Il a été démontré que le métabolisme des glucides était mieux maintenu à 120 g/h pendant ces deux heures. Dans les deux autres expériences, les acides gras ont été davantage oxydés pour maintenir le métabolisme. De plus, des taux d’oxydation exogène des glucides très élevés ont été mesurés (1,64 à 1,99 g/min dans l’essai de 120 g/h). Cela a également conduit à une amélioration de l’économie de course dans cet essai. Les auteurs concluent donc qu’il existe un avantage métabolique avec un ravitaillement de 120 g/h chez les marathoniens d’élite lors d’un effort de 2 heures, proche de l’effort du marathon. D’autre part, les problèmes gastro-intestinaux étaient très nombreux et importants, en grande partie liés à l’apport élevé en glucides. Ils recommandent donc d’optimiser davantage les stratégies de ravitaillement et les boissons pour réduire ces problèmes afin de pouvoir profiter des avantages métaboliques.

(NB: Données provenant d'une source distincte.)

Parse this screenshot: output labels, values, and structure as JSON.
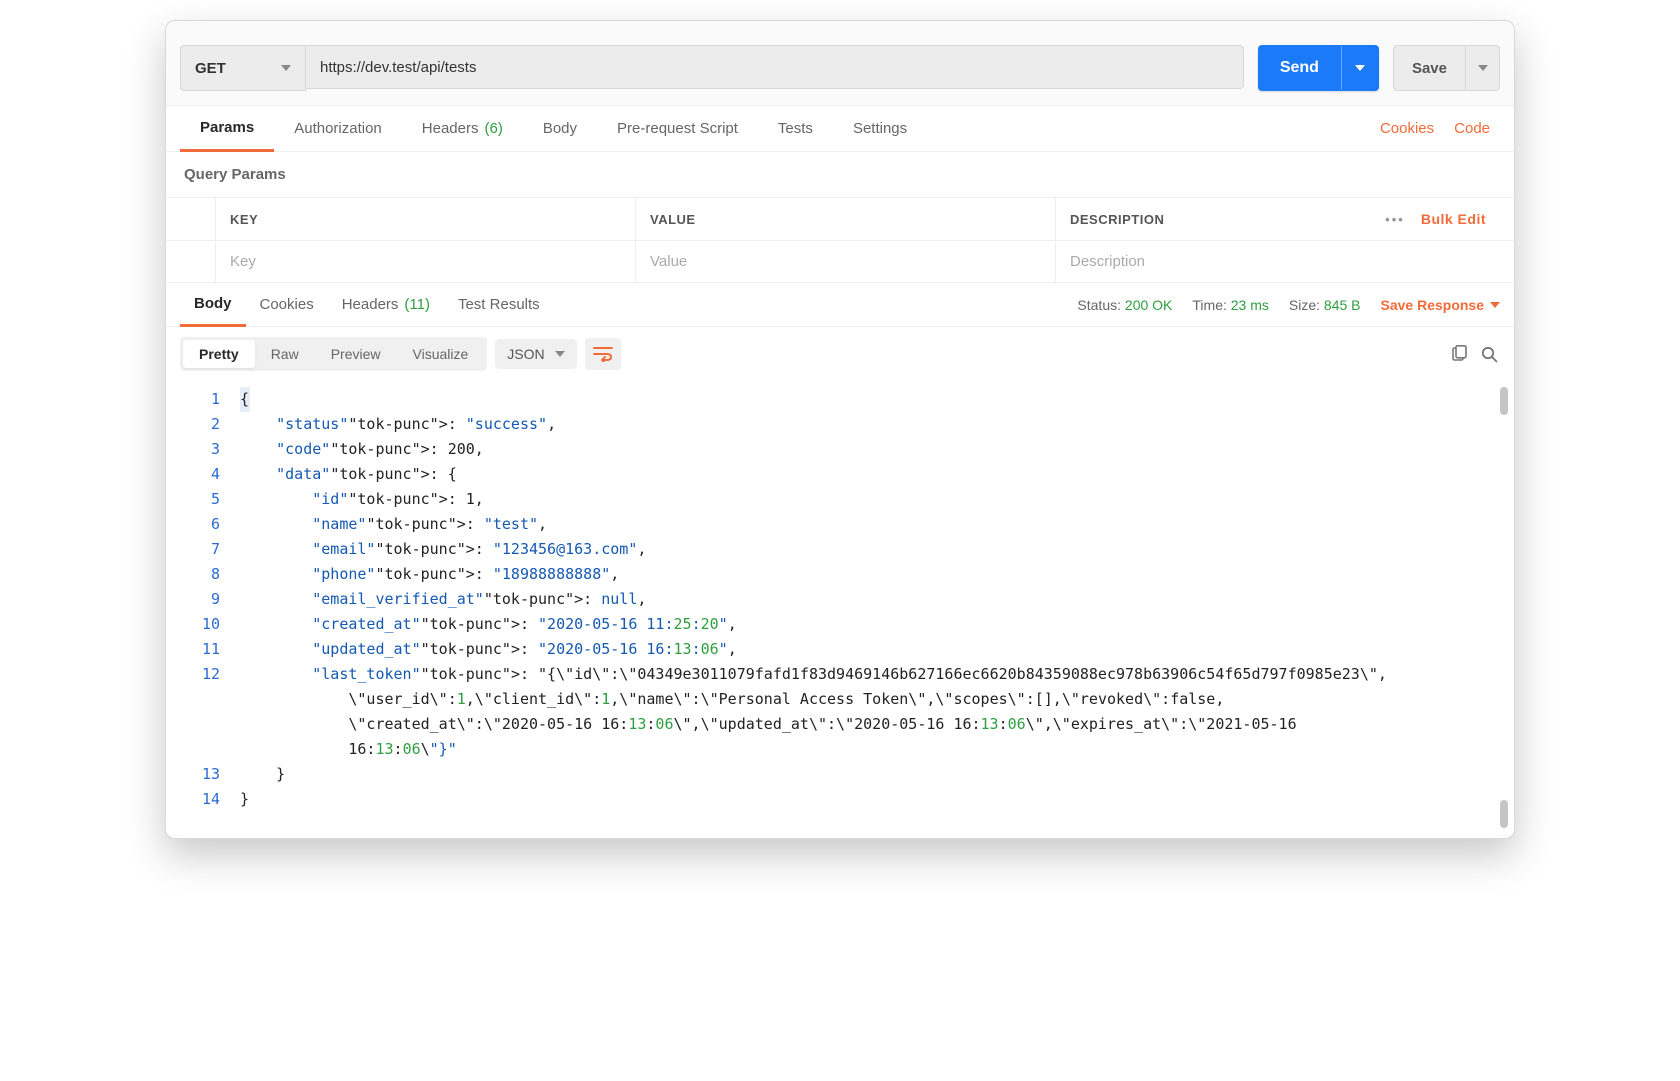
{
  "request": {
    "method": "GET",
    "url": "https://dev.test/api/tests",
    "send_label": "Send",
    "save_label": "Save"
  },
  "request_tabs": {
    "params": "Params",
    "authorization": "Authorization",
    "headers": "Headers",
    "headers_count": "(6)",
    "body": "Body",
    "prerequest": "Pre-request Script",
    "tests": "Tests",
    "settings": "Settings",
    "cookies_link": "Cookies",
    "code_link": "Code"
  },
  "query_params": {
    "title": "Query Params",
    "key_header": "KEY",
    "value_header": "VALUE",
    "description_header": "DESCRIPTION",
    "key_placeholder": "Key",
    "value_placeholder": "Value",
    "description_placeholder": "Description",
    "bulk_edit": "Bulk Edit"
  },
  "response_tabs": {
    "body": "Body",
    "cookies": "Cookies",
    "headers": "Headers",
    "headers_count": "(11)",
    "test_results": "Test Results",
    "status_label": "Status:",
    "status_value": "200 OK",
    "time_label": "Time:",
    "time_value": "23 ms",
    "size_label": "Size:",
    "size_value": "845 B",
    "save_response": "Save Response"
  },
  "response_toolbar": {
    "pretty": "Pretty",
    "raw": "Raw",
    "preview": "Preview",
    "visualize": "Visualize",
    "format": "JSON"
  },
  "code_lines": {
    "l1": "{",
    "l2": "    \"status\": \"success\",",
    "l3": "    \"code\": 200,",
    "l4": "    \"data\": {",
    "l5": "        \"id\": 1,",
    "l6": "        \"name\": \"test\",",
    "l7": "        \"email\": \"123456@163.com\",",
    "l8": "        \"phone\": \"18988888888\",",
    "l9": "        \"email_verified_at\": null,",
    "l10": "        \"created_at\": \"2020-05-16 11:25:20\",",
    "l11": "        \"updated_at\": \"2020-05-16 16:13:06\",",
    "l12a": "        \"last_token\": \"{\\\"id\\\":\\\"04349e3011079fafd1f83d9469146b627166ec6620b84359088ec978b63906c54f65d797f0985e23\\\",",
    "l12b": "            \\\"user_id\\\":1,\\\"client_id\\\":1,\\\"name\\\":\\\"Personal Access Token\\\",\\\"scopes\\\":[],\\\"revoked\\\":false,",
    "l12c": "            \\\"created_at\\\":\\\"2020-05-16 16:13:06\\\",\\\"updated_at\\\":\\\"2020-05-16 16:13:06\\\",\\\"expires_at\\\":\\\"2021-05-16",
    "l12d": "            16:13:06\\\"}\"",
    "l13": "    }",
    "l14": "}"
  },
  "line_numbers": [
    "1",
    "2",
    "3",
    "4",
    "5",
    "6",
    "7",
    "8",
    "9",
    "10",
    "11",
    "12",
    "",
    "",
    "",
    "13",
    "14"
  ]
}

Il est important de souligner que la tolérance gastro-intestinale doit être la première priorité lors de l’utilisation pratique. Même si un athlète consomme beaucoup de glucides pour atteindre une oxydation optimale des glucides, des troubles gastro-intestinaux importants peuvent finir par réduire les performances. De plus, il convient de noter que les avantages métaboliques mentionnés ne signifient pas nécessairement une augmentation des performances.

Littérature

Ravikanti et al. 2025 ¹³C labelled glucose-fructose show greater exogenous and whole-body CHO oxidation and lower O₂ cost of running at 120 vs 60 & 90 g·h⁻¹ in elite male marathoners.